Regardless of The Wicker Man’s many initial setbacks, the film rose from the ashes into a certified cult-classic, venerated for its use of atmosphere over bloodiness, striking visuals, ebullient costume, its reverence for the uncanny side of British history (Morris dancing, harvest-ensuring rituals), and an ambient, psychedelic-edged soundtrack, helmed by musical director Gary Carpenter and written by Paul Giovanni. There’s curiously enchanting folk ditties (Corn Rigs), tongue-in-cheek pub songs (The Landlord’s Daughter) and children’s nursery rhymes (Maypole), frequently sung and performed in an almost mesmerising, ritualistic fashion, potent in heady magic.
Aesthetics aside, one of the greatest facets of The Wicker Man is the casting of Christopher Lee; the role he was questioned about most until he starred in Peter Jackson’s The Lord Of The Rings as the wizard Saruman. A household name in horror, Lee’s sonorous bellow commanded an unearthly resonance like that of a God booming incantations down from the heavens, a spellbinding delivery perfectly matched to his role as Summerisle’s stately cult leader.

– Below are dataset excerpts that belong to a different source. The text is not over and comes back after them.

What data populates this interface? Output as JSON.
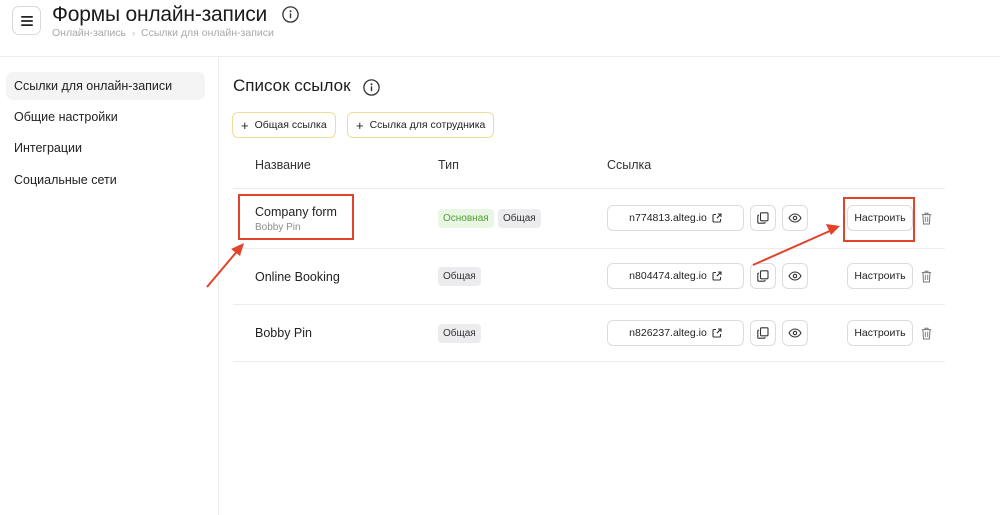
{
  "header": {
    "title": "Формы онлайн-записи",
    "breadcrumb": [
      "Онлайн-запись",
      "Ссылки для онлайн-записи"
    ]
  },
  "sidebar": {
    "items": [
      {
        "label": "Ссылки для онлайн-записи",
        "active": true
      },
      {
        "label": "Общие настройки",
        "active": false
      },
      {
        "label": "Интеграции",
        "active": false
      },
      {
        "label": "Социальные сети",
        "active": false
      }
    ]
  },
  "main": {
    "title": "Список ссылок",
    "add_common_label": "Общая ссылка",
    "add_employee_label": "Ссылка для сотрудника",
    "columns": [
      "Название",
      "Тип",
      "Ссылка"
    ],
    "rows": [
      {
        "name": "Company form",
        "subtitle": "Bobby Pin",
        "tags": [
          "Основная",
          "Общая"
        ],
        "link": "n774813.alteg.io",
        "configure_label": "Настроить"
      },
      {
        "name": "Online Booking",
        "subtitle": "",
        "tags": [
          "Общая"
        ],
        "link": "n804474.alteg.io",
        "configure_label": "Настроить"
      },
      {
        "name": "Bobby Pin",
        "subtitle": "",
        "tags": [
          "Общая"
        ],
        "link": "n826237.alteg.io",
        "configure_label": "Настроить"
      }
    ]
  },
  "colors": {
    "accent_border": "#f2dc9a",
    "tag_primary_bg": "#e9f6e4",
    "tag_primary_text": "#4f9f33",
    "annotation": "#e2432b"
  },
  "icons": {
    "menu": "hamburger-icon",
    "info": "info-icon",
    "plus": "plus-icon",
    "external": "external-link-icon",
    "copy": "copy-icon",
    "preview": "eye-icon",
    "delete": "trash-icon",
    "breadcrumb_separator": "chevron-right-icon"
  }
}
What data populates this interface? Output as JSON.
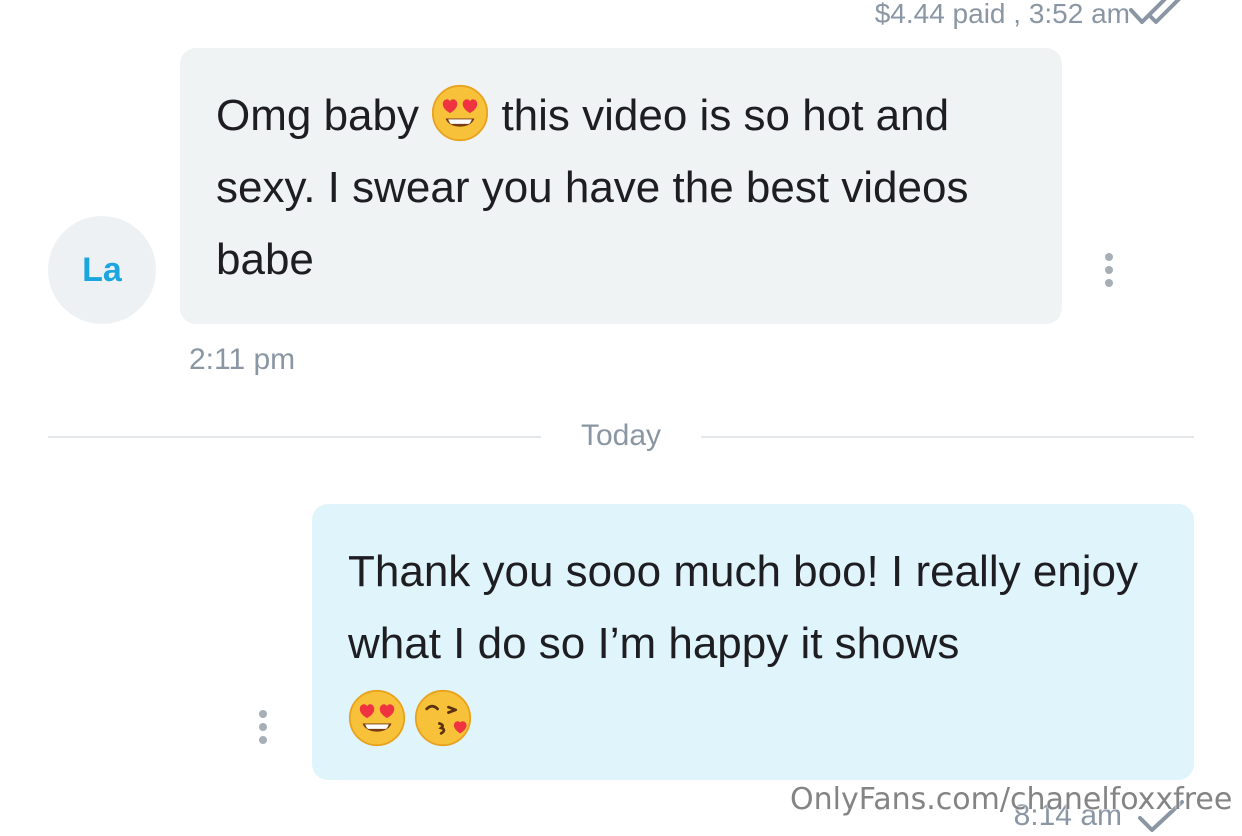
{
  "chat": {
    "top_meta": "$4.44 paid , 3:52 am",
    "incoming": {
      "avatar_initials": "La",
      "text_part1": "Omg baby ",
      "emoji": "heart-eyes-emoji",
      "text_part2": " this video is so hot and sexy. I swear you have the best videos babe",
      "time": "2:11 pm"
    },
    "divider_label": "Today",
    "outgoing": {
      "text": "Thank you sooo much boo! I really enjoy what I do so I’m happy it shows",
      "emojis": [
        "heart-eyes-emoji",
        "kissing-heart-emoji"
      ],
      "time": "8:14 am"
    }
  },
  "watermark": "OnlyFans.com/chanelfoxxfree",
  "colors": {
    "incoming_bubble": "#f0f3f4",
    "outgoing_bubble": "#dff4fb",
    "meta_text": "#8a96a3",
    "avatar_initials": "#1ba6e0",
    "check_marks": "#8a96a3"
  }
}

Half a century later, and The Wicker Man is still etched inside cinema’s collective mind: from Woodward’s face of panic upon seeing the sacrificial vessel for the first time (what we see on screen really is the actor’s first time seeing it), the fire-leaping maidens singing the unsettling fertility hymn Fire Leap from within the stone circle, to the startling presence of the Hand Of Glory left beside Howie’s bed, the film is a trove of arresting scenes that leave hairs on end.
Disastrous beginnings it may have had, but The Wicker Man is irremovable from the modern cinematic landscape of today, and a masterpiece that will undoubtedly live on for years to come.